As a legal proceeding, today's sentencing hearing was largely devoid of drama: In reciting the narrative of Jacques' crime, Assistant U.S. Attorney Craig Nolan offered little information that hadn't already been included in hundreds of pages of court papers filed in the past six years. And the outcome of the hearing was never really in doubt: Judge William Sessions III imposed the sentence — life plus 70 years — agreed to by attorneys last year in a plea bargain that spared Jacques a possible death penalty.
But the hearing offered Brooke's family opportunity to speak. They offered poignant remembrances of an outgoing girl about to enter the eighth grade, and pointed barbs at the man who killed her.
Brooke's mother, Cassandra Adams of Braintree, spoke of giving birth to Brooke, and remembered a little girl who played with dolls, went on field trips and made friends easily. Then Adams shifted, turning her focus to Jacques.
"You coward, look at me," Adams said. Jacques appeared to comply, and Adams continued.
"May you gasp, choke, plead for your life," she said. "I hate you, I despise you, and you make me physically ill. You're a monster."
As she took her seat back in the gallery, Adams veered close to the defendant's table, looked at Jacques again and yelled, "Coward."
Brooke's grandmother, Lucinda Milne of Braintree, spoke to Jacques with her voice shaking.
"You used the people you loved to complete your dirty plan," Milne said. "What was your plan? Did you gain some satisfaction? Did you accomplish your mission? I can't understand what you were trying to do. Brooke Marie was a beautiful little girl... Rot in prison Michael. Hell is waiting for you."
Throughout the hearing, Jacques kept his head down, though at times he looked at the people speaking to him.
The hearing brought to an end a six-year saga that horrified the state.
For four years, Jacques had repeatedly raped a girl by convincing her that she had been inducted into a secret society known as "Breckenridge," in which children had sex with adult members.

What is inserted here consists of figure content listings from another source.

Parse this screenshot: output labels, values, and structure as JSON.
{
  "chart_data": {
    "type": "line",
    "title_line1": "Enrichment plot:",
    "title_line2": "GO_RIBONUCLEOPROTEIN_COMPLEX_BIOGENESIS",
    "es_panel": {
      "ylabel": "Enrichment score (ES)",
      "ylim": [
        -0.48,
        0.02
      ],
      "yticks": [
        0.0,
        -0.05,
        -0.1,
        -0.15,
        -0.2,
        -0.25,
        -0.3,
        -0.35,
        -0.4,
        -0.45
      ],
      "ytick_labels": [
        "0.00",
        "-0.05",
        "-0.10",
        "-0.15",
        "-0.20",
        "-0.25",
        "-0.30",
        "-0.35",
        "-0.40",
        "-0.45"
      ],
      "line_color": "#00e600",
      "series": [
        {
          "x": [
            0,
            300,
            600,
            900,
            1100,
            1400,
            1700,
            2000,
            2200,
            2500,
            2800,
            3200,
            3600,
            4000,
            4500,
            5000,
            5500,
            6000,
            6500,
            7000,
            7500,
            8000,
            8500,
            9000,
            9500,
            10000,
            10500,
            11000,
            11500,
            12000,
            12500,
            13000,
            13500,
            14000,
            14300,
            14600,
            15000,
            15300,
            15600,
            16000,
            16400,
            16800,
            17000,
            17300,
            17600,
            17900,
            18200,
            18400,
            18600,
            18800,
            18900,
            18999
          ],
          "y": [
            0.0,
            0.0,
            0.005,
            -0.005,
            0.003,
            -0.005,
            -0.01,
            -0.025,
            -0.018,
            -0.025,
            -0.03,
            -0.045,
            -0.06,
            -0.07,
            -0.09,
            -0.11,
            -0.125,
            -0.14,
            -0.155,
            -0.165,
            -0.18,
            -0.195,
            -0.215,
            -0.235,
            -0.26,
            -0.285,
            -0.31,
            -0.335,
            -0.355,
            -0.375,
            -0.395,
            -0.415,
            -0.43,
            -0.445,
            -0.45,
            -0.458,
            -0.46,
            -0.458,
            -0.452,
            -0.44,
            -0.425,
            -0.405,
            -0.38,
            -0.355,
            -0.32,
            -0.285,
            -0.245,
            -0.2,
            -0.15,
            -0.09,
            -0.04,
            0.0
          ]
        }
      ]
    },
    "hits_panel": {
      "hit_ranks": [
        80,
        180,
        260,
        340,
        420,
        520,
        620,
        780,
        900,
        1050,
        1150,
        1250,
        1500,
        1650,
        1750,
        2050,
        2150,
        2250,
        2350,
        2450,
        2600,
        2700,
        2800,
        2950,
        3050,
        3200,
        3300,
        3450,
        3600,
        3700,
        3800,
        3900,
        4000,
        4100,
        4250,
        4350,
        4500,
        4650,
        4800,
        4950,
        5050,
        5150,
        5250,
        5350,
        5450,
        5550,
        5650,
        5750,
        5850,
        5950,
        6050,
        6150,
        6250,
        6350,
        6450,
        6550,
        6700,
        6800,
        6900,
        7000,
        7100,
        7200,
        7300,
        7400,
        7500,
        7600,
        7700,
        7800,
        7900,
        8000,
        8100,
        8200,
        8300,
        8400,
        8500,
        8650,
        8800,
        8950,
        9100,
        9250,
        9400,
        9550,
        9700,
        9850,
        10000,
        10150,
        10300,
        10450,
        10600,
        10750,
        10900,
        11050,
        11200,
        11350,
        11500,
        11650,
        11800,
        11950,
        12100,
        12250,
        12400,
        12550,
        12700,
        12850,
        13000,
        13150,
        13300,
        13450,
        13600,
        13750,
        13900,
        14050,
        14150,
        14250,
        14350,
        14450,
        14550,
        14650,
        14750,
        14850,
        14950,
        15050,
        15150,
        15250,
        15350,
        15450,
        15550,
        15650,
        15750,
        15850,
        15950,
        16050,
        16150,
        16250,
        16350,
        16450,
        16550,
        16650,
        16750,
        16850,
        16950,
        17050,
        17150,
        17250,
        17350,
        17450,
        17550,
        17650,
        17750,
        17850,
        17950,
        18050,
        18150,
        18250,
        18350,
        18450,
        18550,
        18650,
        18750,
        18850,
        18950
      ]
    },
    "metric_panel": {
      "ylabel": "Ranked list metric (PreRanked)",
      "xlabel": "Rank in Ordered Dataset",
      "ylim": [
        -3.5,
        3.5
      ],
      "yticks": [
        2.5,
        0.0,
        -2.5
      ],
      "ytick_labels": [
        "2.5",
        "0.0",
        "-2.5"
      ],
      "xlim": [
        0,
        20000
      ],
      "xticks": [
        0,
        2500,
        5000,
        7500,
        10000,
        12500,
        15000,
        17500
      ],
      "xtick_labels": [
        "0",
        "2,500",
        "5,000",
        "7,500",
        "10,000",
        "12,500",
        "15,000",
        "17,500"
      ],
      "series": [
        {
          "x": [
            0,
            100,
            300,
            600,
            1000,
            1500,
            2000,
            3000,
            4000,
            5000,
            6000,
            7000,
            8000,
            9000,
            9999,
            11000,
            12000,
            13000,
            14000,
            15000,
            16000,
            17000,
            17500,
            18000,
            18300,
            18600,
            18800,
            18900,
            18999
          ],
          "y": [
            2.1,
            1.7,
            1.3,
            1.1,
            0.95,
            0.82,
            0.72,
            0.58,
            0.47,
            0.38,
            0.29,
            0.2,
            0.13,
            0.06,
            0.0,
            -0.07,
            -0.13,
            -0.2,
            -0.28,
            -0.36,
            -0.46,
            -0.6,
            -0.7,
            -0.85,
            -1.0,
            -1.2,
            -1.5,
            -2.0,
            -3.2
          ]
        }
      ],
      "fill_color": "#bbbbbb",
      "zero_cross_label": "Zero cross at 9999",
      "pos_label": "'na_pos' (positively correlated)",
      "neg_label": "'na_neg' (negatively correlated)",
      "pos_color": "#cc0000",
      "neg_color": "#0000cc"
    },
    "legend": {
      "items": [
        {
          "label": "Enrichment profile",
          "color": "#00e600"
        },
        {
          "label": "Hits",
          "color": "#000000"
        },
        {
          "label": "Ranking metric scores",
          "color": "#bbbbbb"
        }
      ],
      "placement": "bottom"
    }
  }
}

Jacques sent the girl, known in court documents as 'J1,' letters and emails in the guise of Breckenridge operatives, and she believed her parents would be murdered if she told police. (The girl knew Jacques — as a general practice, Seven Days does not identify victims of alleged sex crimes.)
In the summer of 2008, Jacques used the girl, by then 14, to help lure Brooke, whom he claimed had been "designated for termination," by Breckenridge.
Using the 14-year-old, he lured Brooke to his home in Randolph by claiming they were holding a pool party that several of Brooke's friends, including a boy she had a crush on, were attending. (Jacques, pronounced 'Jakes,' was married to the sister of Brooke's mother.)
Instead, once in the house, Jacques drugged Brooke, raped her repeatedly, and suffocated her with a plastic shopping bag. He buried her body in a shallow grave in the woods a mile away, near a sugar house his family used when he was a boy.
Jacques was a registered sex offender who had raped four underage girls and two women prior to Brooke's death, but had been offered short sentences and, in one case, a deferred sentence that was expunged from his record. Two years before killing Brooke, Jacques was discharged from probation on a rape conviction, with a probation officer characterizing him as a success story.
In response to Brooke's death, lawmakers passed a package of reforms designed to make it easier to prosecute sex crimes and provide for longer sentences.
"This case should put to rest the notion that child sexual predators like Michael Jacques should be ... reintroduced into society," Assistant U.S. Attorney Craig Nolan said during the hearing. "There is no treatment for people like Michael Jacques. Jacques 'crimes against Brooke and J1 leave us speechless, empty and ill."
Prosecutors have said their decision to abandon their pursuit of the death penalty for Jacques — a move approved by U.S. Attorney General Eric Holder- was made in part to spare J1 from having to testify in the trial.
Jacques' attorney, David Rhunke, declined to comment after the hearing.
Along with a dozen members of Brooke's family, the courtroom was packed with leading law enforcement figures, including Vermont State Police Col. Tom L'Esperance, U.S. Attorney Tristram Coffin, and Attorney General Bill Sorrell, along with the state police investigators who worked the case.